Jika benar demikian, maka ini akan menjadikan SN 1979C sebagai contoh ‘angin pulsar nebula’ yang paling muda dan paling terang serta bintang neutron termuda yang pernah diketahui.
►►►Black Hole Kanibal◄◄◄
Dulu para peneliti mengatakan adalah mustahil sebuah lubang hitam bisa melahap lubang hitam lainnya di antariksa. Namun, kini teka-teki itu terjawab sudah. Baru-baru ini para peneliti menganalisa lubang hitam kanibal, yang bisa memakan lubang hitam lainnya yang berukuran lebih kecil.
“Saat dua lubang hitam bertabrakan, pada skenario astrofisika sebenarnya, mereka memiliki ukuran yang tidak sama,” kata Carlos Lousto, peneliti Center for Computational Relativity and Gravitation, Rochester Institute of Technology, kepada Discovery News.
Bahkan para peneliti berhasil membuat simulasi kondisi yang sangat ekstrim, ketika sebuah lubang hitam besar yang berukuran masif, memangsa lubang hitam lain yang berukuran ratusan kali lebih kecil darinya.
Sebelumnya, para peneliti hanya berhasil menganalisa lubang hitam yang dapat melahap lubang hitam lain yang memiliki massa yang 10 kali lipat lebih kecil. “Pada beberapa bulan ke depan, saya pikir kami akan bisa menghadirkan solusi lebih besar, dengan perbandingan massa dua lubang hitam 1000:1,” kata Lousto.

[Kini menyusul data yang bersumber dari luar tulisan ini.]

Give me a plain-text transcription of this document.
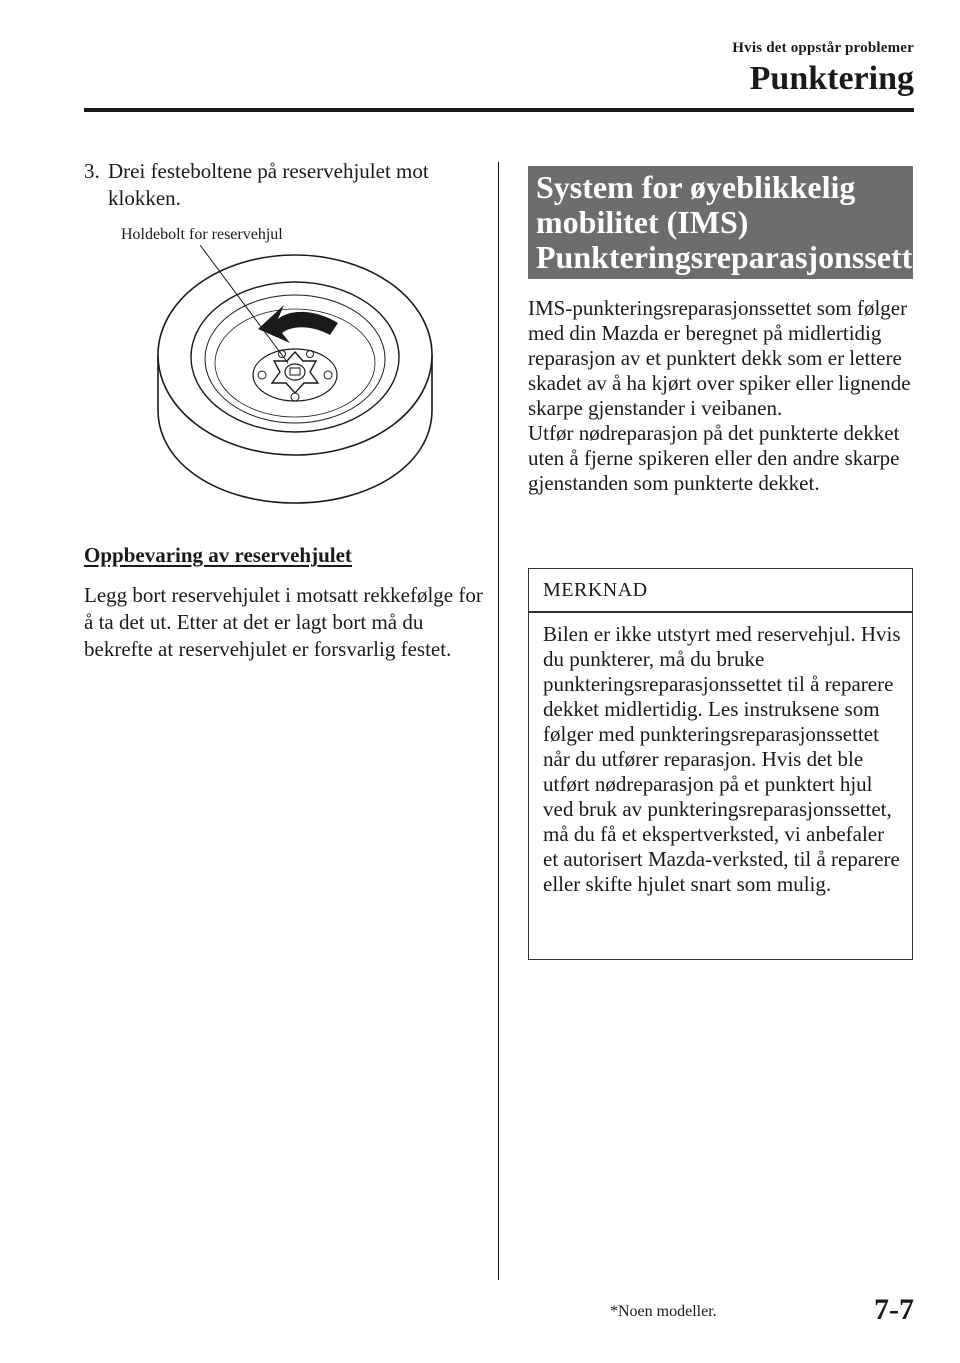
Hvis det oppstår problemer
Punktering
3. Drei festeboltene på reservehjulet mot klokken.
Holdebolt for reservehjul
Oppbevaring av reservehjulet
Legg bort reservehjulet i motsatt rekkefølge for å ta det ut. Etter at det er lagt bort må du bekrefte at reservehjulet er forsvarlig festet.
System for øyeblikkelig
mobilitet (IMS)
Punkteringsreparasjonssett*

IMS-punkteringsreparasjonssettet som følger med din Mazda er beregnet på midlertidig reparasjon av et punktert dekk som er lettere skadet av å ha kjørt over spiker eller lignende skarpe gjenstander i veibanen.

Utfør nødreparasjon på det punkterte dekket uten å fjerne spikeren eller den andre skarpe gjenstanden som punkterte dekket.

MERKNAD
Bilen er ikke utstyrt med reservehjul. Hvis du punkterer, må du bruke punkteringsreparasjonssettet til å reparere dekket midlertidig. Les instruksene som følger med punkteringsreparasjonssettet når du utfører reparasjon. Hvis det ble utført nødreparasjon på et punktert hjul ved bruk av punkteringsreparasjonssettet, må du få et ekspertverksted, vi anbefaler et autorisert Mazda-verksted, til å reparere eller skifte hjulet snart som mulig.
*Noen modeller.	7-7
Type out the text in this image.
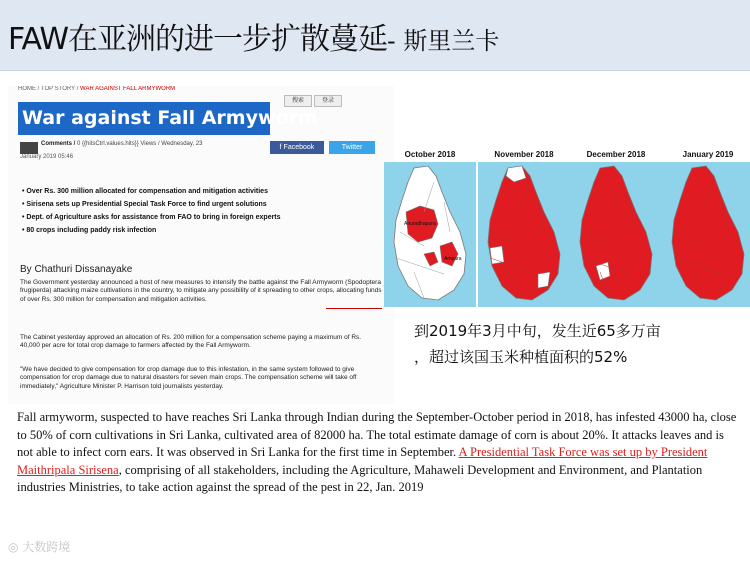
FAW在亚洲的进一步扩散蔓延- 斯里兰卡
HOME / TOP STORY / WAR AGAINST FALL ARMYWORM
搜索	登录
War against Fall Armyworm
Comments / 0 {{hitsCtrl.values.hits}} Views / Wednesday, 23
January 2019 05:46
f Facebook	Twitter
• Over Rs. 300 million allocated for compensation and mitigation activities
• Sirisena sets up Presidential Special Task Force to find urgent solutions
• Dept. of Agriculture asks for assistance from FAO to bring in foreign experts
• 80 crops including paddy risk infection
By Chathuri Dissanayake

The Government yesterday announced a host of new measures to intensify the battle against the Fall Armyworm (Spodoptera frugiperda) attacking maize cultivations in the country, to mitigate any possibility of it spreading to other crops, allocating funds of over Rs. 300 million for compensation and mitigation activities.

The Cabinet yesterday approved an allocation of Rs. 200 million for a compensation scheme paying a maximum of Rs. 40,000 per acre for total crop damage to farmers affected by the Fall Armyworm.

"We have decided to give compensation for crop damage due to this infestation, in the same system followed to give compensation for crop damage due to natural disasters for seven main crops. The compensation scheme will take off immediately," Agriculture Minister P. Harrison told journalists yesterday.

October 2018
Anuradhapura
Ampara
November 2018	December 2018	January 2019
到2019年3月中旬，发生近65多万亩
，超过该国玉米种植面积的52%

Fall armyworm, suspected to have reaches Sri Lanka through Indian during the September-October period in 2018, has infested 43000 ha, close to 50% of corn cultivations in Sri Lanka, cultivated area of 82000 ha. The total estimate damage of corn is about 20%. It attacks leaves and is not able to infect corn ears. It was observed in Sri Lanka for the first time in September. A Presidential Task Force was set up by President Maithripala Sirisena, comprising of all stakeholders, including the Agriculture, Mahaweli Development and Environment, and Plantation industries Ministries, to take action against the spread of the pest in 22, Jan. 2019

◎ 大数跨境
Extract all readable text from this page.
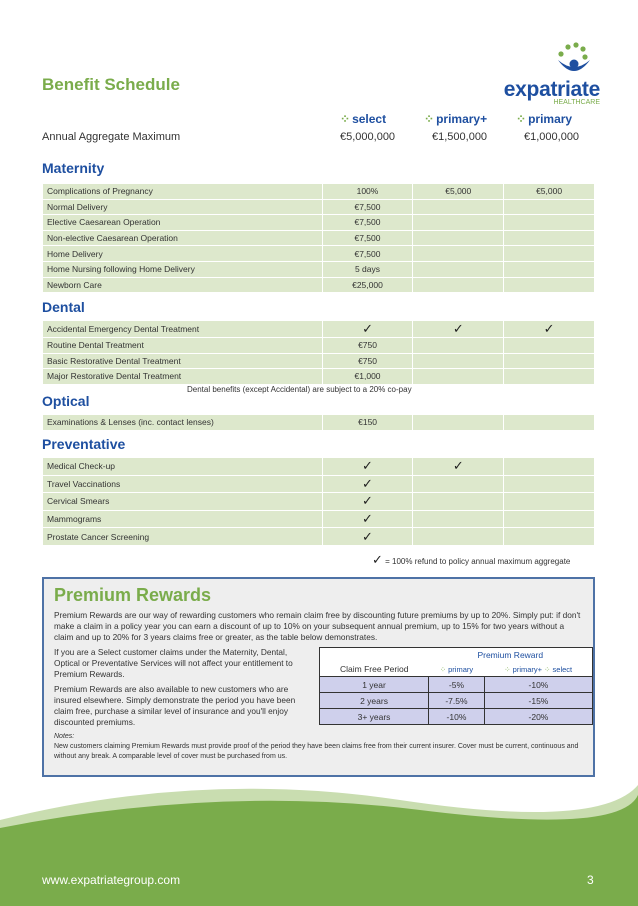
Benefit Schedule	expatriate
HEALTHCARE
⁘ select	⁘ primary+ ⁘ primary
Annual Aggregate Maximum	€5,000,000	€1,500,000	€1,000,000
Maternity
Complications of Pregnancy	100%	€5,000	€5,000
Normal Delivery	€7,500		
Elective Caesarean Operation	€7,500		
Non-elective Caesarean Operation	€7,500		
Home Delivery	€7,500		
Home Nursing following Home Delivery	5 days		
Newborn Care	€25,000		
Dental
Accidental Emergency Dental Treatment	✓	✓	✓
Routine Dental Treatment	€750		
Basic Restorative Dental Treatment	€750		
Major Restorative Dental Treatment	€1,000		
Optical
Examinations & Lenses (inc. contact lenses)	€150		
Preventative
Medical Check-up	✓	✓	
Travel Vaccinations	✓		
Cervical Smears	✓		
Mammograms	✓		
Prostate Cancer Screening	✓		
Dental benefits (except Accidental) are subject to a 20% co-pay
✓ = 100% refund to policy annual maximum aggregate
Premium Rewards

Premium Rewards are our way of rewarding customers who remain claim free by discounting future premiums by up to 20%. Simply put: if don't make a claim in a policy year you can earn a discount of up to 10% on your subsequent annual premium, up to 15% for two years without a claim and up to 20% for 3 years claims free or greater, as the table below demonstrates.

If you are a Select customer claims under the Maternity, Dental, Optical or Preventative Services will not affect your entitlement to Premium Rewards.

Premium Rewards are also available to new customers who are insured elsewhere. Simply demonstrate the period you have been claim free, purchase a similar level of insurance and you'll enjoy discounted premiums.

	Premium Reward	
Claim Free Period	⁘ primary	⁘ primary+ ⁘ select
1 year	-5%	-10%
2 years	-7.5%	-15%
3+ years	-10%	-20%

Notes:

New customers claiming Premium Rewards must provide proof of the period they have been claims free from their current insurer. Cover must be current, continuous and without any break. A comparable level of cover must be purchased from us.

www.expatriategroup.com	3
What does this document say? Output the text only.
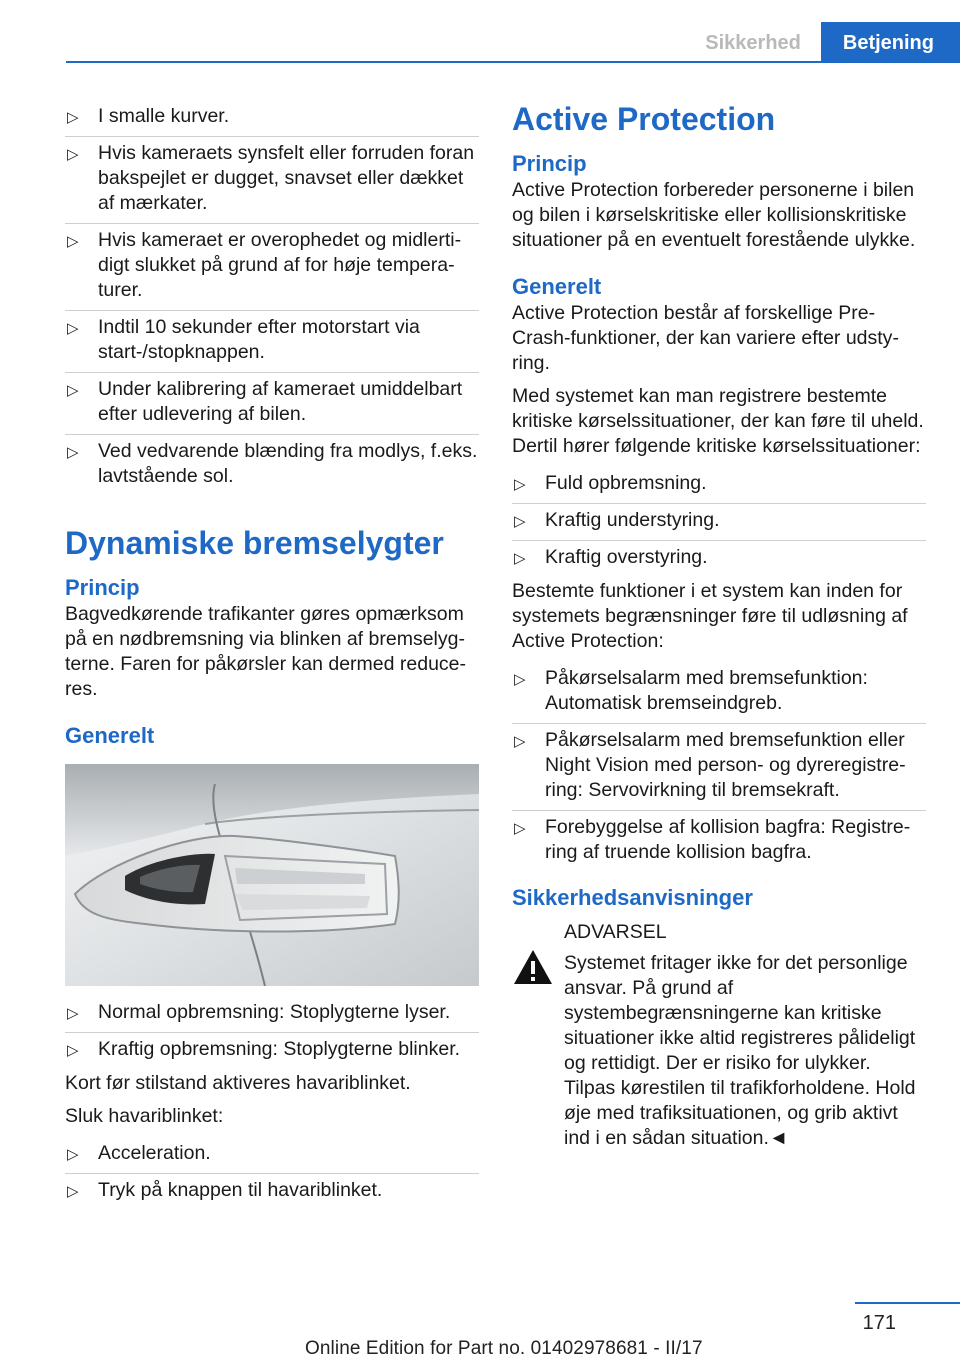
Sikkerhed	Betjening
▷ I smalle kurver.
▷ Hvis kameraets synsfelt eller forruden foran bakspejlet er dugget, snavset eller dækket af mærkater.
▷ Hvis kameraet er overophedet og midlertidigt slukket på grund af for høje temperaturer.
▷ Indtil 10 sekunder efter motorstart via start-/stopknappen.
▷ Under kalibrering af kameraet umiddelbart efter udlevering af bilen.
▷ Ved vedvarende blænding fra modlys, f.eks. lavtstående sol.
Dynamiske bremselygter
Princip

Bagvedkørende trafikanter gøres opmærksom på en nødbremsning via blinken af bremselygterne. Faren for påkørsler kan dermed reduceres.

Generelt
▷ Normal opbremsning: Stoplygterne lyser.
▷ Kraftig opbremsning: Stoplygterne blinker.

Kort før stilstand aktiveres havariblinket.

Sluk havariblinket:

▷ Acceleration.
▷ Tryk på knappen til havariblinket.
Active Protection
Princip

Active Protection forbereder personerne i bilen og bilen i kørselskritiske eller kollisionskritiske situationer på en eventuelt forestående ulykke.

Generelt

Active Protection består af forskellige Pre-Crash-funktioner, der kan variere efter udstyring.

Med systemet kan man registrere bestemte kritiske kørselssituationer, der kan føre til uheld. Dertil hører følgende kritiske kørselssituationer:

▷ Fuld opbremsning.
▷ Kraftig understyring.
▷ Kraftig overstyring.

Bestemte funktioner i et system kan inden for systemets begrænsninger føre til udløsning af Active Protection:

▷ Påkørselsalarm med bremsefunktion: Automatisk bremseindgreb.
▷ Påkørselsalarm med bremsefunktion eller Night Vision med person- og dyreregistrering: Servovirkning til bremsekraft.
▷ Forebyggelse af kollision bagfra: Registrering af truende kollision bagfra.
Sikkerhedsanvisninger
ADVARSEL
Systemet fritager ikke for det personlige ansvar. På grund af systembegrænsningerne kan kritiske situationer ikke altid registreres pålideligt og rettidigt. Der er risiko for ulykker. Tilpas kørestilen til trafikforholdene. Hold øje med trafiksituationen, og grib aktivt ind i en sådan situation.◄
171
Online Edition for Part no. 01402978681 - II/17
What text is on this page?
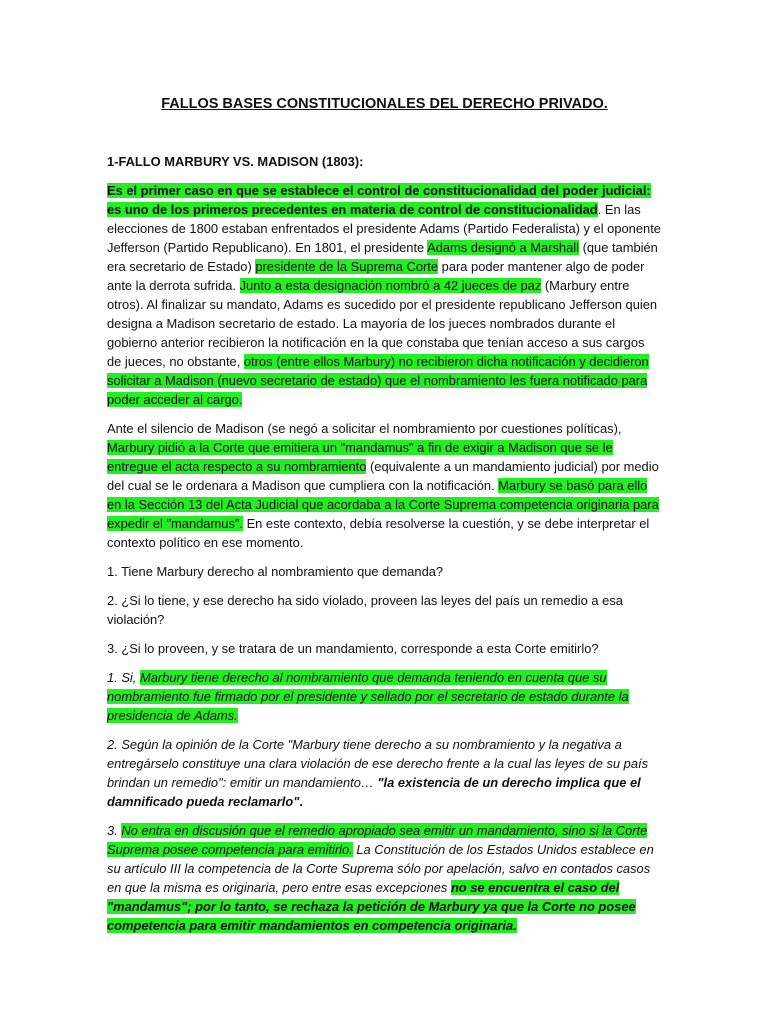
FALLOS BASES CONSTITUCIONALES DEL DERECHO PRIVADO.
1-FALLO MARBURY VS. MADISON (1803):

Es el primer caso en que se establece el control de constitucionalidad del poder judicial: es uno de los primeros precedentes en materia de control de constitucionalidad. En las elecciones de 1800 estaban enfrentados el presidente Adams (Partido Federalista) y el oponente Jefferson (Partido Republicano). En 1801, el presidente Adams designó a Marshall (que también era secretario de Estado) presidente de la Suprema Corte para poder mantener algo de poder ante la derrota sufrida. Junto a esta designación nombró a 42 jueces de paz (Marbury entre otros). Al finalizar su mandato, Adams es sucedido por el presidente republicano Jefferson quien designa a Madison secretario de estado. La mayoría de los jueces nombrados durante el gobierno anterior recibieron la notificación en la que constaba que tenían acceso a sus cargos de jueces, no obstante, otros (entre ellos Marbury) no recibieron dicha notificación y decidieron solicitar a Madison (nuevo secretario de estado) que el nombramiento les fuera notificado para poder acceder al cargo.

Ante el silencio de Madison (se negó a solicitar el nombramiento por cuestiones políticas), Marbury pidió a la Corte que emitiera un "mandamus" a fin de exigir a Madison que se le entregue el acta respecto a su nombramiento (equivalente a un mandamiento judicial) por medio del cual se le ordenara a Madison que cumpliera con la notificación. Marbury se basó para ello en la Sección 13 del Acta Judicial que acordaba a la Corte Suprema competencia originaria para expedir el "mandamus". En este contexto, debía resolverse la cuestión, y se debe interpretar el contexto político en ese momento.

1. Tiene Marbury derecho al nombramiento que demanda?

2. ¿Si lo tiene, y ese derecho ha sido violado, proveen las leyes del país un remedio a esa violación?

3. ¿Si lo proveen, y se tratara de un mandamiento, corresponde a esta Corte emitirlo?

1. Si, Marbury tiene derecho al nombramiento que demanda teniendo en cuenta que su nombramiento fue firmado por el presidente y sellado por el secretario de estado durante la presidencia de Adams.

2. Según la opinión de la Corte "Marbury tiene derecho a su nombramiento y la negativa a entregárselo constituye una clara violación de ese derecho frente a la cual las leyes de su país brindan un remedio": emitir un mandamiento… "la existencia de un derecho implica que el damnificado pueda reclamarlo".

3. No entra en discusión que el remedio apropiado sea emitir un mandamiento, sino si la Corte Suprema posee competencia para emitirlo. La Constitución de los Estados Unidos establece en su artículo III la competencia de la Corte Suprema sólo por apelación, salvo en contados casos en que la misma es originaria, pero entre esas excepciones no se encuentra el caso del "mandamus"; por lo tanto, se rechaza la petición de Marbury ya que la Corte no posee competencia para emitir mandamientos en competencia originaria.
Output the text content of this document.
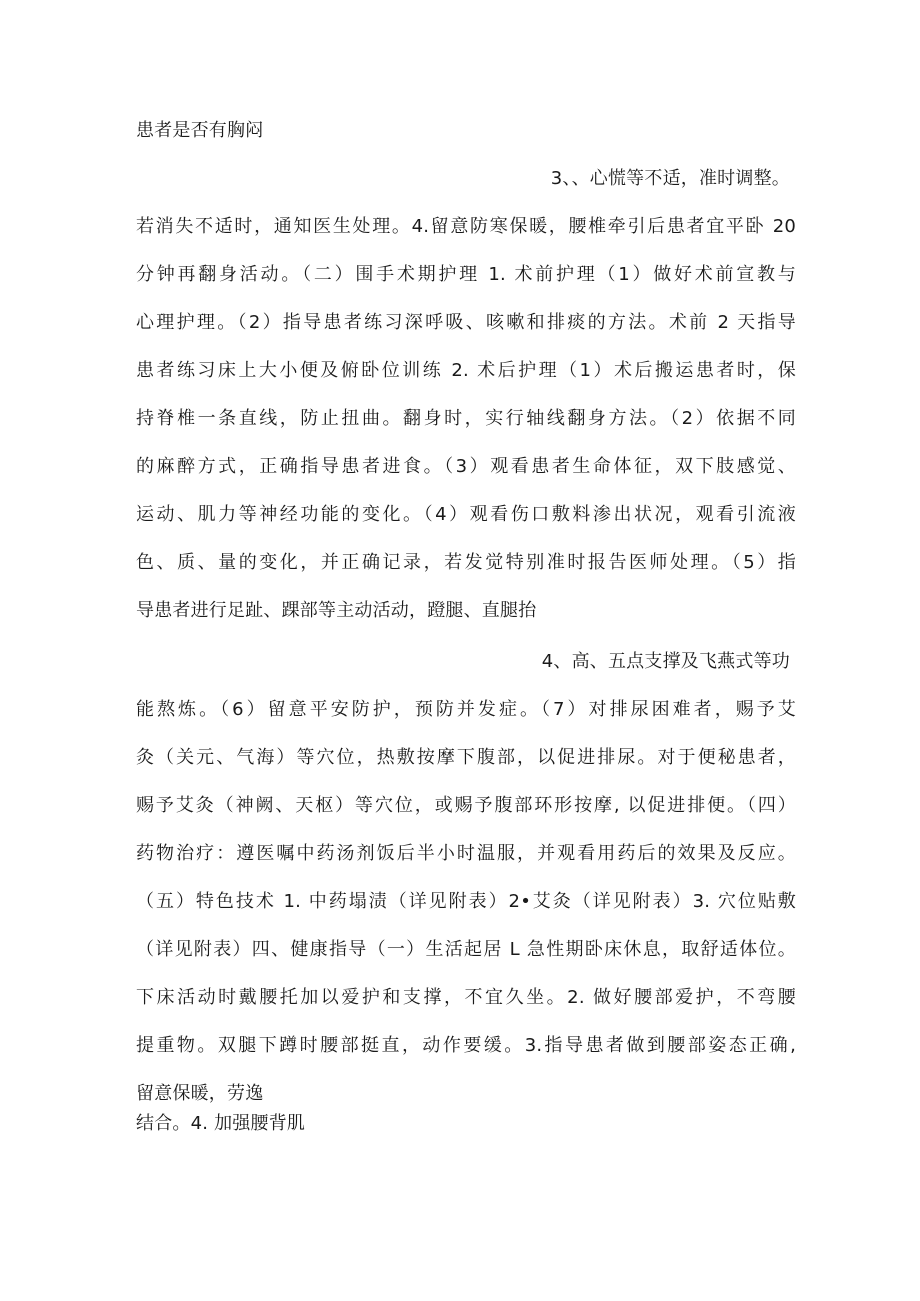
患者是否有胸闷
3、、心慌等不适，准时调整。
若消失不适时，通知医生处理。4.留意防寒保暖，腰椎牵引后患者宜平卧 20
分钟再翻身活动。（二）围手术期护理 1. 术前护理（1）做好术前宣教与
心理护理。（2）指导患者练习深呼吸、咳嗽和排痰的方法。术前 2 天指导
患者练习床上大小便及俯卧位训练 2. 术后护理（1）术后搬运患者时，保
持脊椎一条直线，防止扭曲。翻身时，实行轴线翻身方法。（2）依据不同
的麻醉方式，正确指导患者进食。（3）观看患者生命体征，双下肢感觉、
运动、肌力等神经功能的变化。（4）观看伤口敷料渗出状况，观看引流液
色、质、量的变化，并正确记录，若发觉特别准时报告医师处理。（5）指
导患者进行足趾、踝部等主动活动，蹬腿、直腿抬
4、高、五点支撑及飞燕式等功
能熬炼。（6）留意平安防护，预防并发症。（7）对排尿困难者，赐予艾
灸（关元、气海）等穴位，热敷按摩下腹部，以促进排尿。对于便秘患者，
赐予艾灸（神阙、天枢）等穴位，或赐予腹部环形按摩, 以促进排便。（四）
药物治疗：遵医嘱中药汤剂饭后半小时温服，并观看用药后的效果及反应。
（五）特色技术 1. 中药塌渍（详见附表）2•艾灸（详见附表）3. 穴位贴敷
（详见附表）四、健康指导（一）生活起居 L 急性期卧床休息，取舒适体位。
下床活动时戴腰托加以爱护和支撑，不宜久坐。2. 做好腰部爱护，不弯腰
提重物。双腿下蹲时腰部挺直，动作要缓。3.指导患者做到腰部姿态正确,
留意保暖，劳逸
结合。4. 加强腰背肌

Bagaimanapun, kata Lousto, ini merupakan masalah yang rumit. Sebab analisa seperti ini musti dilakukan oleh sebuah superkomputer. “Kami memerlukan resource superkomputer yang sangat besar.”
Untuk analisa yang paling mutakhir saja, Lousto dan kawan-kawannya menggunakan superkomputer di Texas Advanced Computing Center yang menggunakan 70 ribu unit prosesor. Simulasi itupun baru bisa diselesaikan setelah hampir 3 bulan.
Menurut rekan peneliti Lousto, Yosef Zlochower, simulasi lubang hitam kanibal ini bisa dibilang sangat penting, karena ini bisa menjembatani kesenjangan dua pendekatan riset yang sangat berbeda.
Yang pertama yang mulai melakukan pendekatan tubrukan dua lubang hitam yang berukuran sama, yang kedua, yang melakukan pendekatan tabrakan antara dua lubang hitam yang berukuran 1000:1. Hasil penelitian Lousto dan Zlochower telah didaftarkan untuk dipublikasikan pada journal Physical Review Letters.
Peristiwa saling memangsanya dua lubang hitam, bisa dideteksi dari gelombang gravitasi yang sangat intens. AS memiliki dua instrumen yang berusaha mendeteksi gelombang gravitasi tersebut, yakni melalui Laser Interferometer Gravitational Wave Observatory (LIGO) yang berbasis di bumi, serta Laser Interferometer Space Antenne (LISA) yang dijalankan oleh NASA.